We shall now summarize our investigation of inner speech. Here, too, we considered several hypotheses, and we came to the conclusion that inner speech develops through a slow accumulation of functional and structural changes, that it branches off from the child’s external speech simultaneously with the differentiation of the social and the egocentric functions of speech, and finally that the speech structures mastered by the child become the basic structures of his thinking.
This brings us to another indisputable fact of great importance. Thought development is determined by language, i.e., by the linguistic tools of thought and by the sociocultural experience of the child. Essentially, the development of inner speech depends on outside factors; the development of logic in the child, as Piaget’s studies have shown, is a direct function of his socialized speech. The child’s intellectual growth is contingent on his mastering the social means of thought, that is, language.

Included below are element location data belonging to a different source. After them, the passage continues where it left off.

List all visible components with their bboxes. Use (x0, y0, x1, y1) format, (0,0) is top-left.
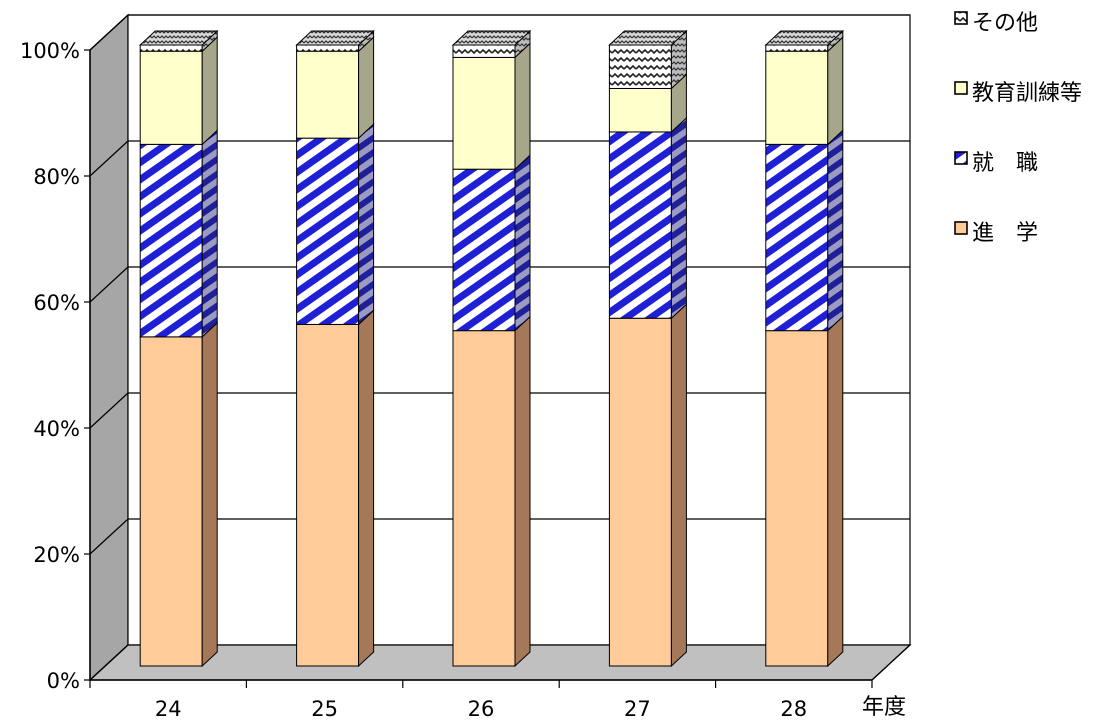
bar-side-3-28 (827, 36, 844, 146)
x-tick-label-27: 27 (624, 697, 651, 721)
bar-top-24 (138, 30, 219, 46)
bar-side-1-28 (827, 315, 844, 668)
x-tick-label-28: 28 (780, 697, 807, 721)
bar-segment-2-26 (452, 168, 516, 332)
side-gridline-0 (89, 644, 129, 681)
bar-segment-1-26 (452, 330, 516, 667)
legend-label: 就 職 (972, 151, 1038, 176)
x-tick-label-24: 24 (155, 697, 182, 721)
x-axis-title: 年度 (862, 695, 906, 720)
bar-side-2-25 (358, 122, 375, 326)
legend-label: 進 学 (972, 221, 1038, 246)
legend-swatch (954, 221, 968, 235)
side-gridline-40 (89, 392, 129, 429)
bar-segment-4-27 (608, 44, 672, 89)
bar-side-2-26 (514, 154, 531, 332)
x-tick-label-26: 26 (468, 697, 495, 721)
side-wall (89, 13, 129, 682)
legend-label: その他 (972, 11, 1038, 36)
bar-segment-2-24 (139, 143, 203, 338)
bars (138, 29, 845, 668)
bar-side-1-27 (670, 303, 687, 668)
legend-swatch (954, 151, 968, 165)
bar-column-28 (764, 29, 845, 668)
y-tick-label: 20% (33, 543, 80, 567)
bar-segment-3-27 (608, 87, 672, 133)
bar-segment-1-24 (139, 336, 203, 667)
floor-edge (871, 644, 911, 681)
bar-column-26 (451, 29, 532, 668)
y-tick-label: 100% (20, 39, 80, 63)
side-gridline-20 (89, 518, 129, 555)
bar-segment-1-27 (608, 317, 672, 667)
bar-segment-2-28 (765, 143, 829, 332)
bar-side-3-24 (201, 36, 218, 146)
y-tick-label: 80% (33, 165, 80, 189)
bar-segment-1-28 (765, 330, 829, 667)
bar-side-2-28 (827, 129, 844, 332)
bar-column-24 (138, 29, 219, 668)
bar-side-3-26 (514, 42, 531, 171)
bar-side-3-25 (358, 36, 375, 140)
axes (84, 49, 911, 688)
bar-segment-3-25 (296, 50, 360, 139)
legend-swatch (954, 81, 968, 95)
bar-top-27 (608, 30, 688, 46)
legend-item: 教育訓練等 (954, 81, 1082, 106)
legend-label: 教育訓練等 (972, 81, 1082, 106)
side-gridline-100 (89, 14, 129, 51)
bar-segment-1-25 (296, 323, 360, 667)
bar-top-25 (295, 30, 375, 46)
legend-item: 進 学 (954, 221, 1038, 246)
side-gridline-80 (89, 140, 129, 177)
bar-segment-2-25 (296, 137, 360, 325)
side-gridline-60 (89, 266, 129, 303)
bar-side-1-26 (514, 315, 531, 668)
y-tick-label: 40% (33, 417, 80, 441)
bar-side-1-24 (201, 321, 218, 668)
bar-column-25 (295, 29, 375, 668)
y-tick-label: 60% (33, 291, 80, 315)
bar-segment-3-26 (452, 56, 516, 170)
bar-segment-4-26 (452, 44, 516, 58)
bar-side-1-25 (358, 309, 375, 668)
legend-swatch (954, 11, 968, 25)
y-tick-label: 0% (47, 669, 80, 693)
bar-segment-3-28 (765, 50, 829, 145)
bar-segment-4-24 (139, 44, 203, 52)
bar-top-26 (451, 30, 532, 46)
x-tick-label-25: 25 (311, 697, 338, 721)
bar-side-2-27 (670, 116, 687, 320)
bar-side-2-24 (201, 129, 218, 339)
bar-column-27 (608, 29, 688, 668)
bar-top-28 (764, 30, 845, 46)
bar-segment-4-25 (296, 44, 360, 52)
legend-item: その他 (954, 11, 1038, 36)
tick-labels: 0% 20% 40% 60% 80% 100% 24 25 26 27 28 (20, 39, 807, 721)
bar-segment-2-27 (608, 131, 672, 319)
bar-segment-4-28 (765, 44, 829, 52)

We can now formulate the main conclusions to be drawn from our analysis. If we compare the early development of speech and of intellect – which, as we have seen, develop along separate lines both in animals and in very young children – with the development of inner speech and of verbal thought, we must conclude that the later stage is not a simple continuation of the earlier. The nature of the development itself changes, from biological to socio-historical. Verbal thought is not an innate, natural form of behavior but is determined by a historical-cultural process and has specific properties and laws that cannot be found in the natural forms of thought and speech. Once we acknowledge the historical character of verbal thought, we must consider it subject to all the premises of historical materialism, which are valid for any historical phenomenon in human society. It is only to be expected that on this level the development of behavior will be governed essentially by the general laws of the historical development of human society.
The problem of thought and language thus extends beyond the limits of natural science and becomes the focal problem of historical human psychology, i.e., of social psychology. Consequently, it must be posed in a different way. This second problem presented by the study of thought and speech will be the subject of a separate investigation.